You really get to see a restoration of somebody's personality as time goes on.
>> I've seen people who have been very, very, very
bothered by the illness over the course of the 18 months to 2 years make a
miraculous turnaround, and I see clinicians who have clearly been burned
out by the system get rejuvenated, thinking about,
"Wow, I can really make a difference here."
>> The multi-family group is helping in so many areas.

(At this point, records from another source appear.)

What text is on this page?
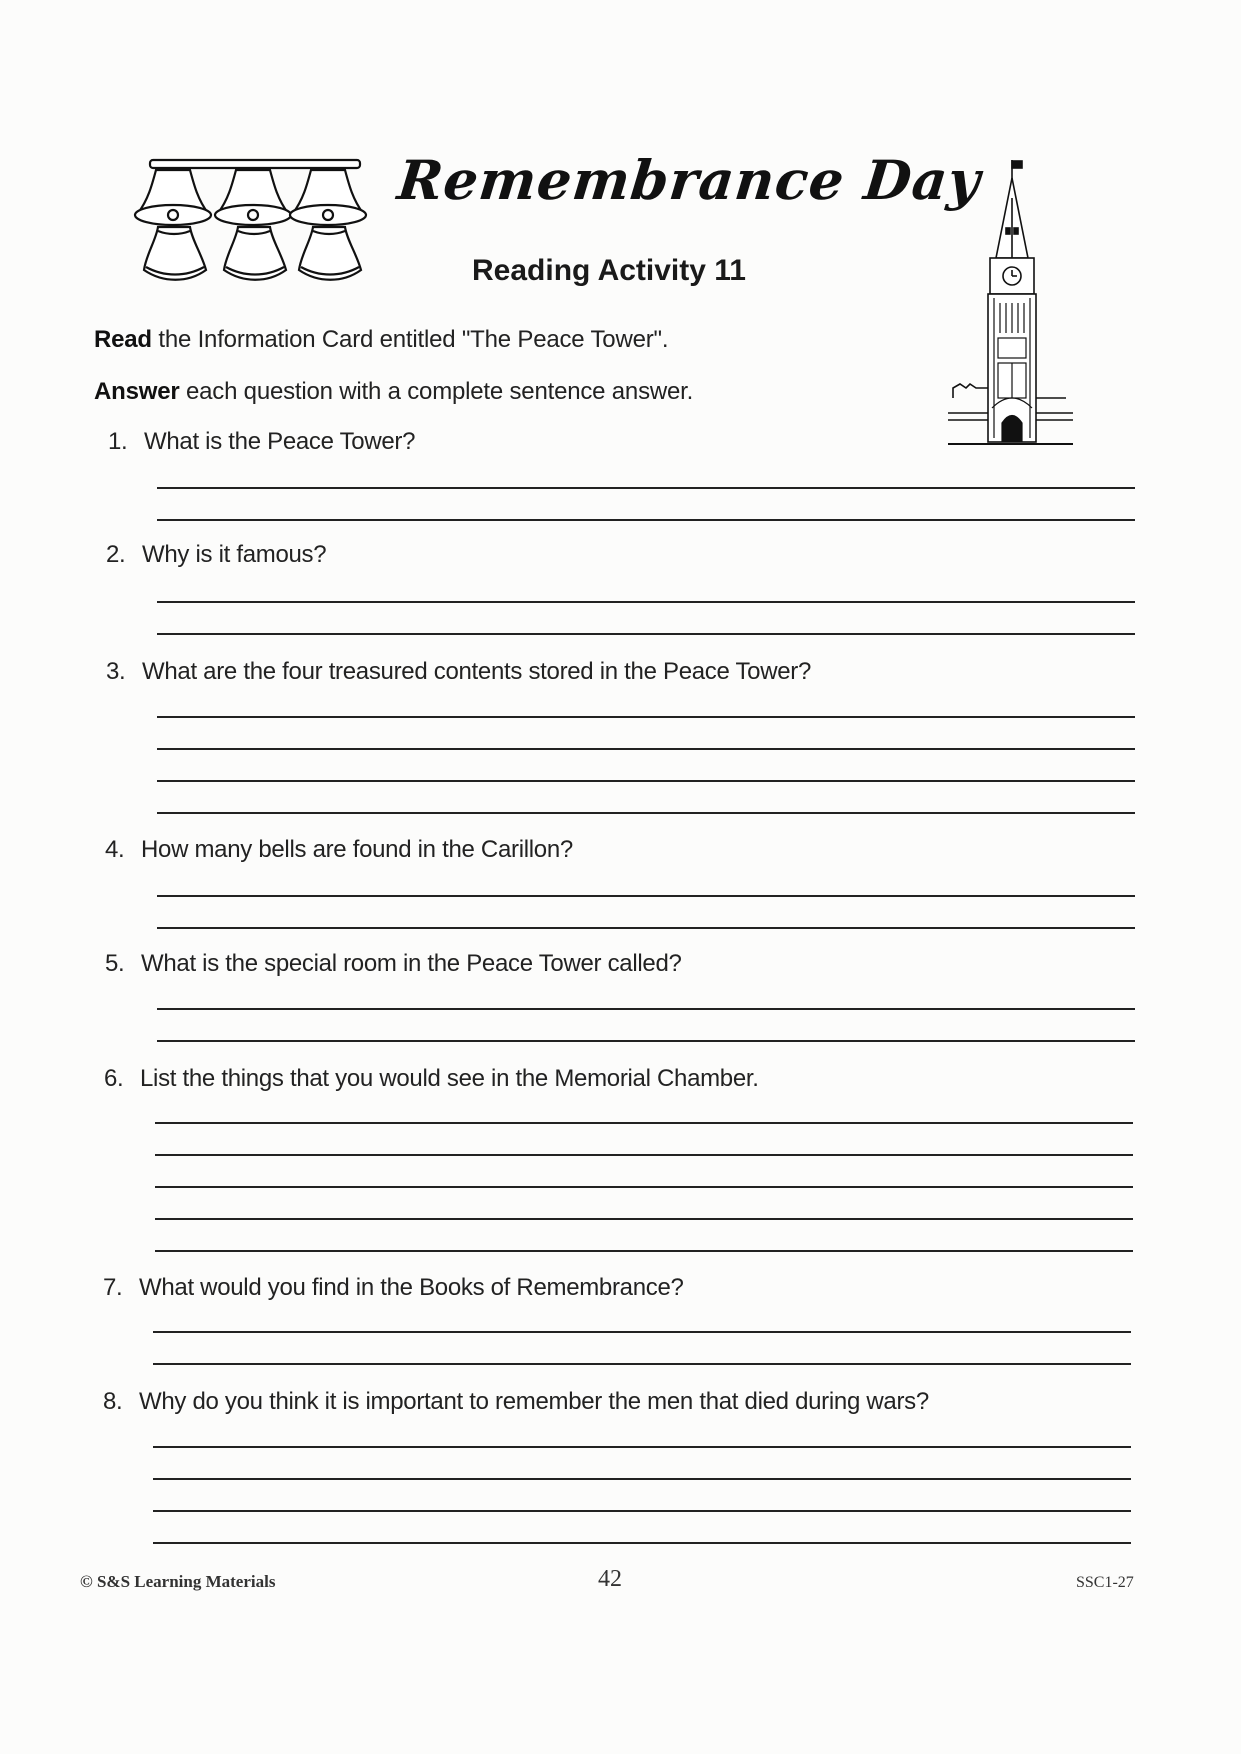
Remembrance Day
Reading Activity 11
Read the Information Card entitled "The Peace Tower".
Answer each question with a complete sentence answer.
1. What is the Peace Tower?
2. Why is it famous?
3. What are the four treasured contents stored in the Peace Tower?
4. How many bells are found in the Carillon?
5. What is the special room in the Peace Tower called?
6. List the things that you would see in the Memorial Chamber.
7. What would you find in the Books of Remembrance?
8. Why do you think it is important to remember the men that died during wars?
© S&S Learning Materials	42	SSC1-27
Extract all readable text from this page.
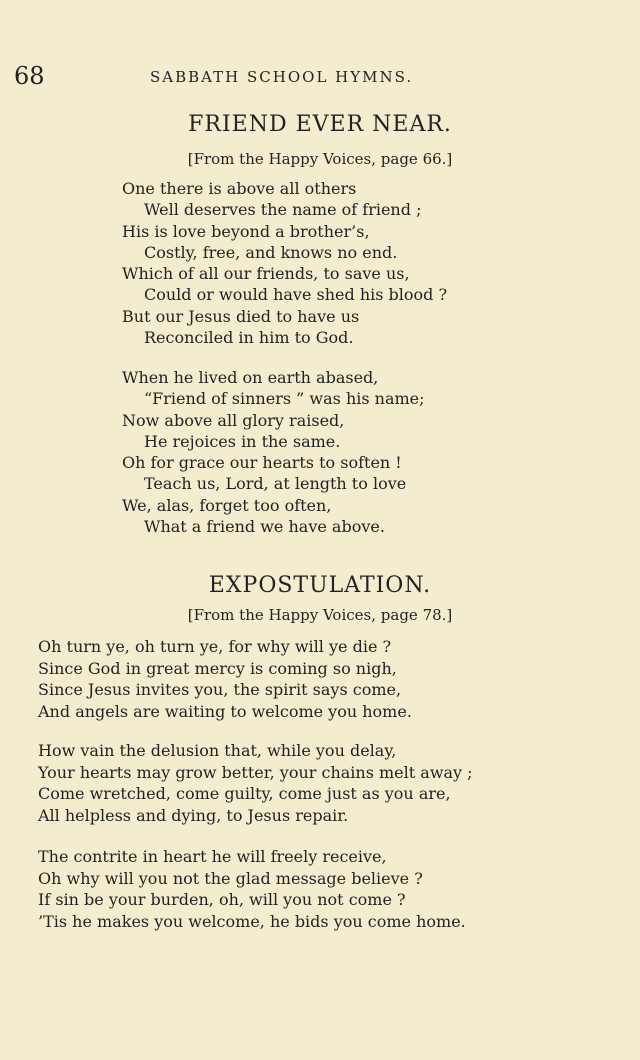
68	SABBATH SCHOOL HYMNS.
FRIEND EVER NEAR.
[From the Happy Voices, page 66.]
One there is above all others
Well deserves the name of friend ;
His is love beyond a brother’s,
Costly, free, and knows no end.
Which of all our friends, to save us,
Could or would have shed his blood ?
But our Jesus died to have us
Reconciled in him to God.
When he lived on earth abased,
“Friend of sinners ” was his name;
Now above all glory raised,
He rejoices in the same.
Oh for grace our hearts to soften !
Teach us, Lord, at length to love
We, alas, forget too often,
What a friend we have above.
EXPOSTULATION.
[From the Happy Voices, page 78.]
Oh turn ye, oh turn ye, for why will ye die ?
Since God in great mercy is coming so nigh,
Since Jesus invites you, the spirit says come,
And angels are waiting to welcome you home.
How vain the delusion that, while you delay,
Your hearts may grow better, your chains melt away ;
Come wretched, come guilty, come just as you are,
All helpless and dying, to Jesus repair.
The contrite in heart he will freely receive,
Oh why will you not the glad message believe ?
If sin be your burden, oh, will you not come ?
’Tis he makes you welcome, he bids you come home.
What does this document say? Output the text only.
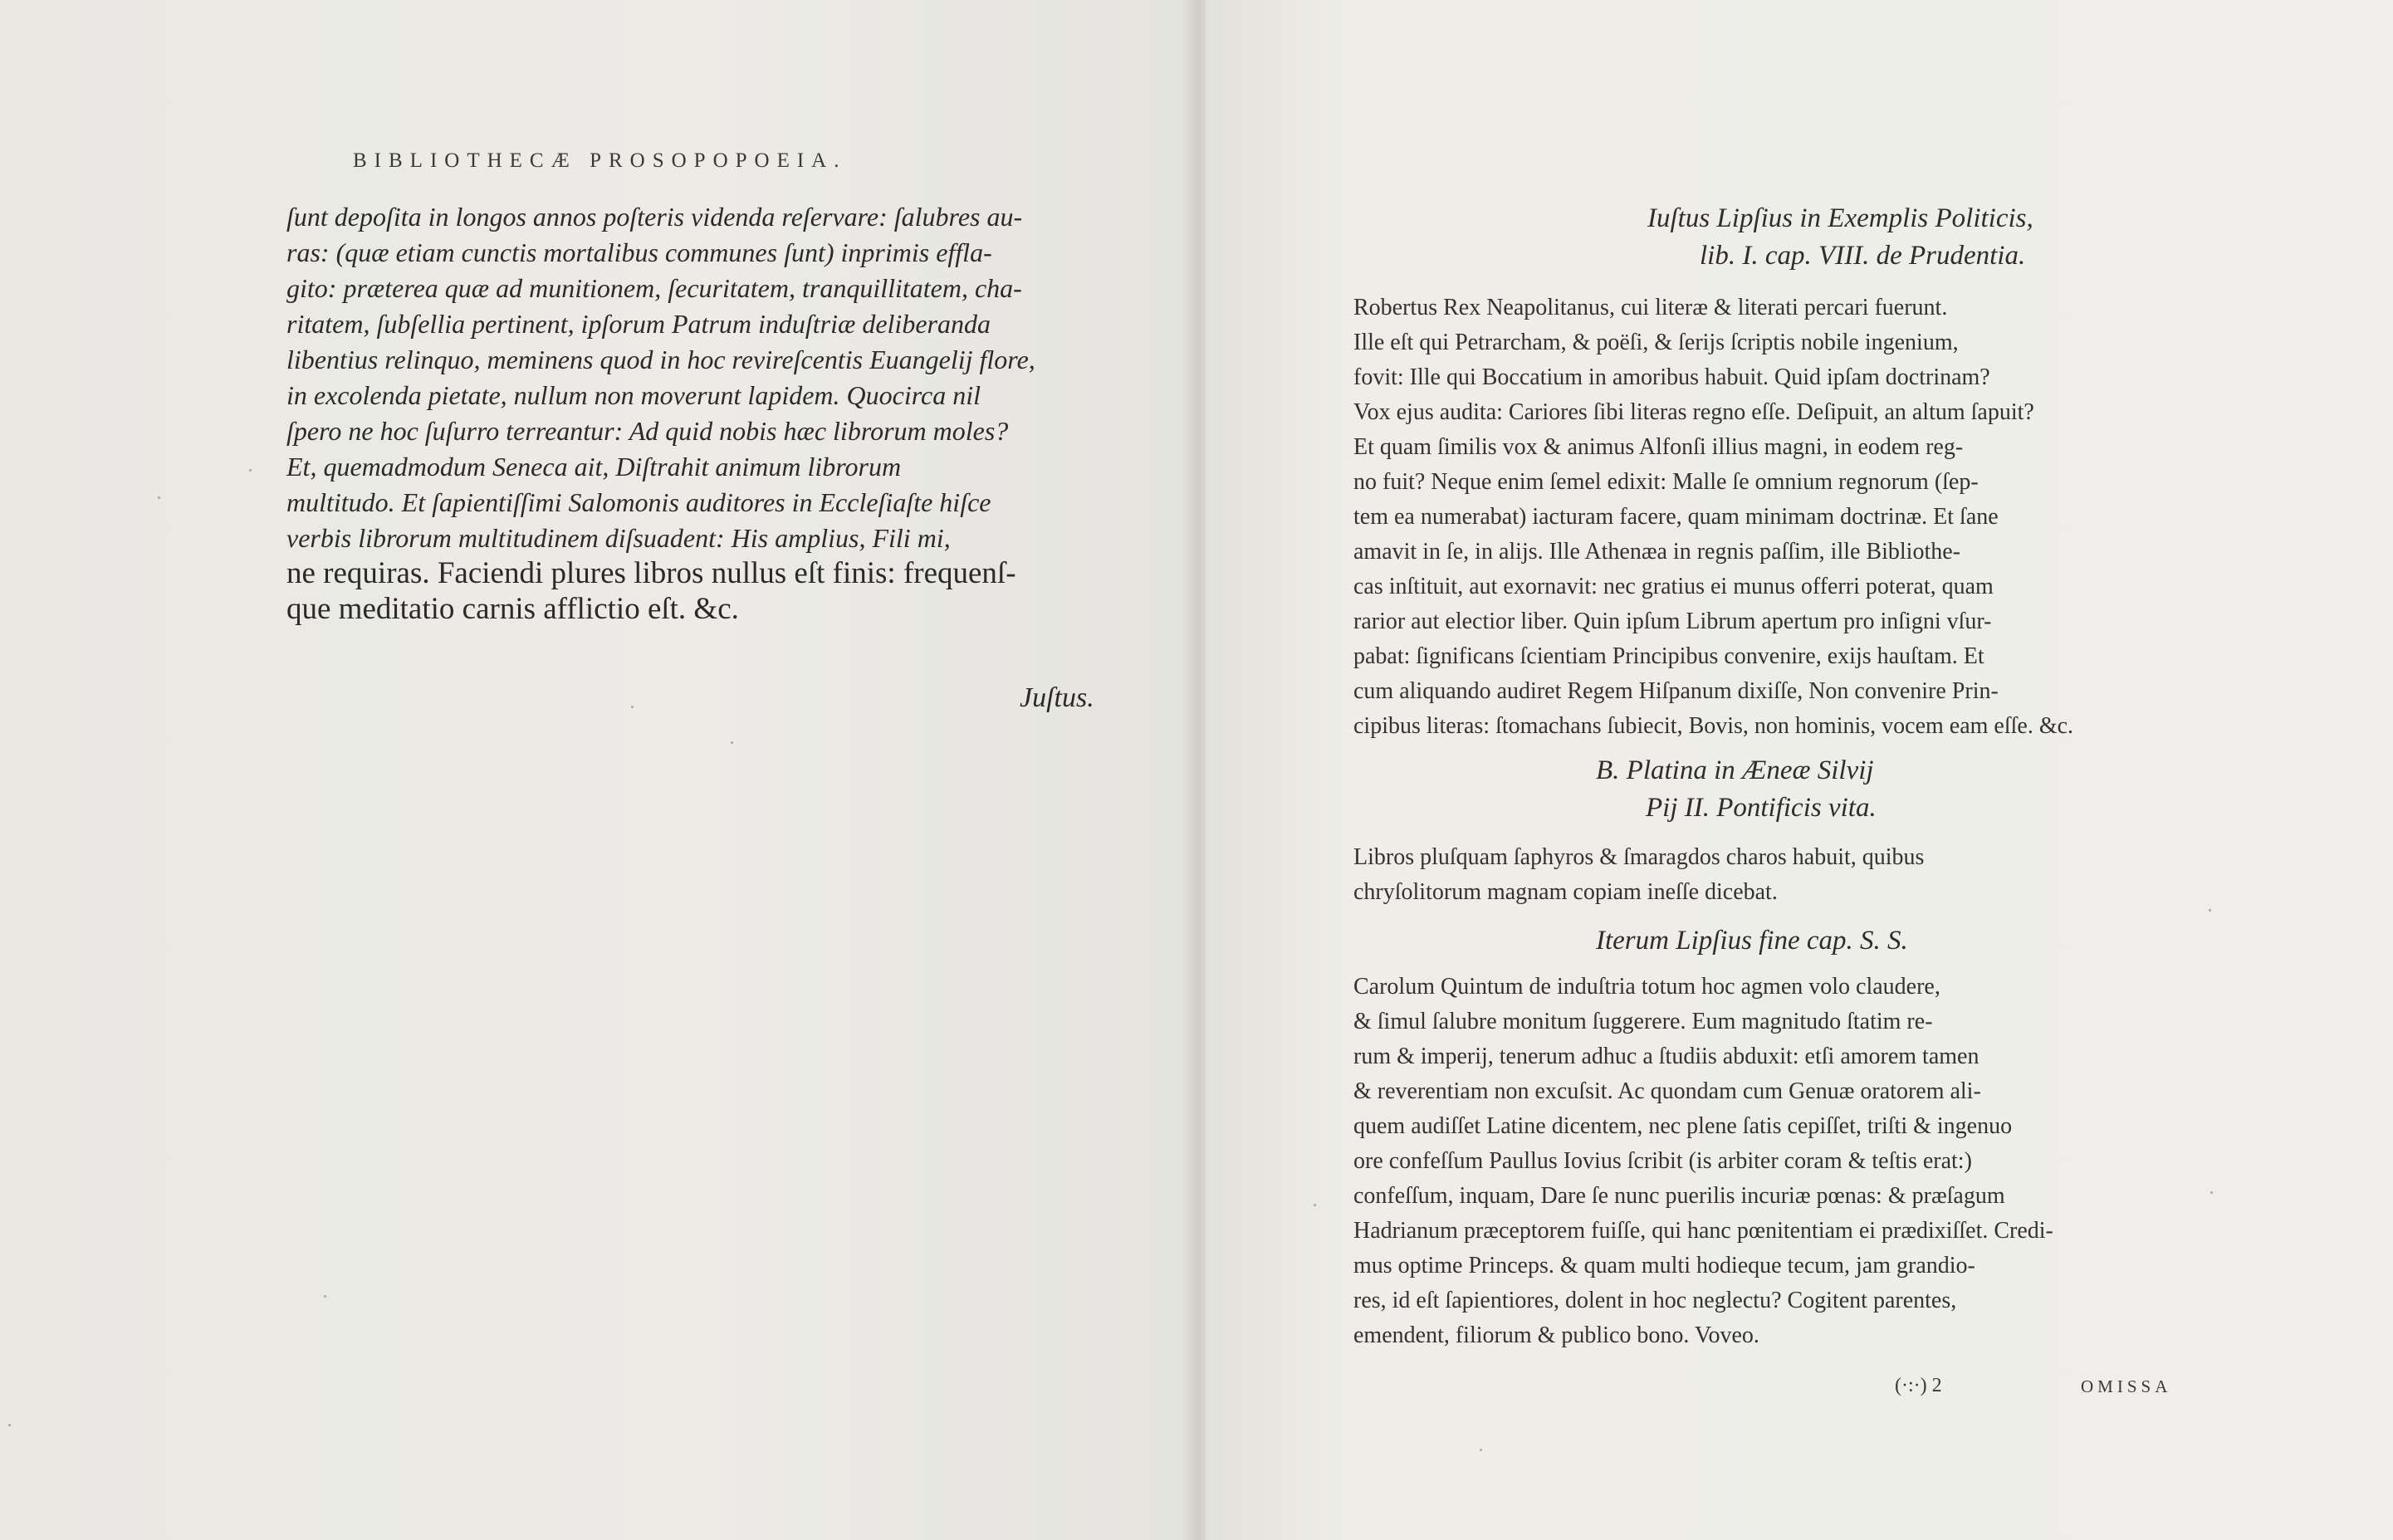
BIBLIOTHECÆ PROSOPOPOEIA.
ſunt depoſita in longos annos poſteris videnda reſervare: ſalubres au-
ras: (quæ etiam cunctis mortalibus communes ſunt) inprimis effla-
gito: præterea quæ ad munitionem, ſecuritatem, tranquillitatem, cha-
ritatem, ſubſellia pertinent, ipſorum Patrum induſtriæ deliberanda
libentius relinquo, meminens quod in hoc revireſcentis Euangelij flore,
in excolenda pietate, nullum non moverunt lapidem. Quocirca nil
ſpero ne hoc ſuſurro terreantur: Ad quid nobis hæc librorum moles?
Et, quemadmodum Seneca ait, Diſtrahit animum librorum
multitudo. Et ſapientiſſimi Salomonis auditores in Eccleſiaſte hiſce
verbis librorum multitudinem diſsuadent: His amplius, Fili mi,
ne requiras. Faciendi plures libros nullus eſt finis: frequenſ-
que meditatio carnis afflictio eſt. &c.
Juſtus.
Iuſtus Lipſius in Exemplis Politicis,
lib. I. cap. VIII. de Prudentia.
Robertus Rex Neapolitanus, cui literæ & literati percari fuerunt.
Ille eſt qui Petrarcham, & poëſi, & ſerijs ſcriptis nobile ingenium,
fovit: Ille qui Boccatium in amoribus habuit. Quid ipſam doctrinam?
Vox ejus audita: Cariores ſibi literas regno eſſe. Deſipuit, an altum ſapuit?
Et quam ſimilis vox & animus Alfonſi illius magni, in eodem reg-
no fuit? Neque enim ſemel edixit: Malle ſe omnium regnorum (ſep-
tem ea numerabat) iacturam facere, quam minimam doctrinæ. Et ſane
amavit in ſe, in alijs. Ille Athenæa in regnis paſſim, ille Bibliothe-
cas inſtituit, aut exornavit: nec gratius ei munus offerri poterat, quam
rarior aut electior liber. Quin ipſum Librum apertum pro inſigni vſur-
pabat: ſignificans ſcientiam Principibus convenire, exijs hauſtam. Et
cum aliquando audiret Regem Hiſpanum dixiſſe, Non convenire Prin-
cipibus literas: ſtomachans ſubiecit, Bovis, non hominis, vocem eam eſſe. &c.
B. Platina in Æneæ Silvij
Pij II. Pontificis vita.
Libros pluſquam ſaphyros & ſmaragdos charos habuit, quibus
chryſolitorum magnam copiam ineſſe dicebat.
Iterum Lipſius fine cap. S. S.
Carolum Quintum de induſtria totum hoc agmen volo claudere,
& ſimul ſalubre monitum ſuggerere. Eum magnitudo ſtatim re-
rum & imperij, tenerum adhuc a ſtudiis abduxit: etſi amorem tamen
& reverentiam non excuſsit. Ac quondam cum Genuæ oratorem ali-
quem audiſſet Latine dicentem, nec plene ſatis cepiſſet, triſti & ingenuo
ore confeſſum Paullus Iovius ſcribit (is arbiter coram & teſtis erat:)
confeſſum, inquam, Dare ſe nunc puerilis incuriæ pœnas: & præſagum
Hadrianum præceptorem fuiſſe, qui hanc pœnitentiam ei prædixiſſet. Credi-
mus optime Princeps. & quam multi hodieque tecum, jam grandio-
res, id eſt ſapientiores, dolent in hoc neglectu? Cogitent parentes,
emendent, filiorum & publico bono. Voveo.
(·:·) 2	OMISSA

I mean, it's helped in the employment...
you know, being totally unemployed for 5 years and not employable to anyone
at that time because of the illness.
>> I thought that he was going to be an invalid the rest of his life,
but now I see little by little there's hope out there,
and it's from looking around and seeing the accomplishments that these folks
have made here that there's hope for him,
and it's making me feel a lot better and more comfortable.
>> He's thinking for himself.
Before, "Where's my keys, where's this, where's my wallet?"
But now, he has it all together.
>> It's like I have my little brother back.
It's just like I have him back.
>> In clinical trials, family psychoeducation with either single- or multi-family groups
reduces relapses and re-hospitalizations of consumers by over one half.
Their families enjoy improved relationships and experience
a reduced burden for their care.
In addition, family members have significantly fewer medical illnesses
after one year in the groups.
Ultimately, consumers and family groups are 50% more likely to be employed after 2
years than those who have not experienced family psychoeducation.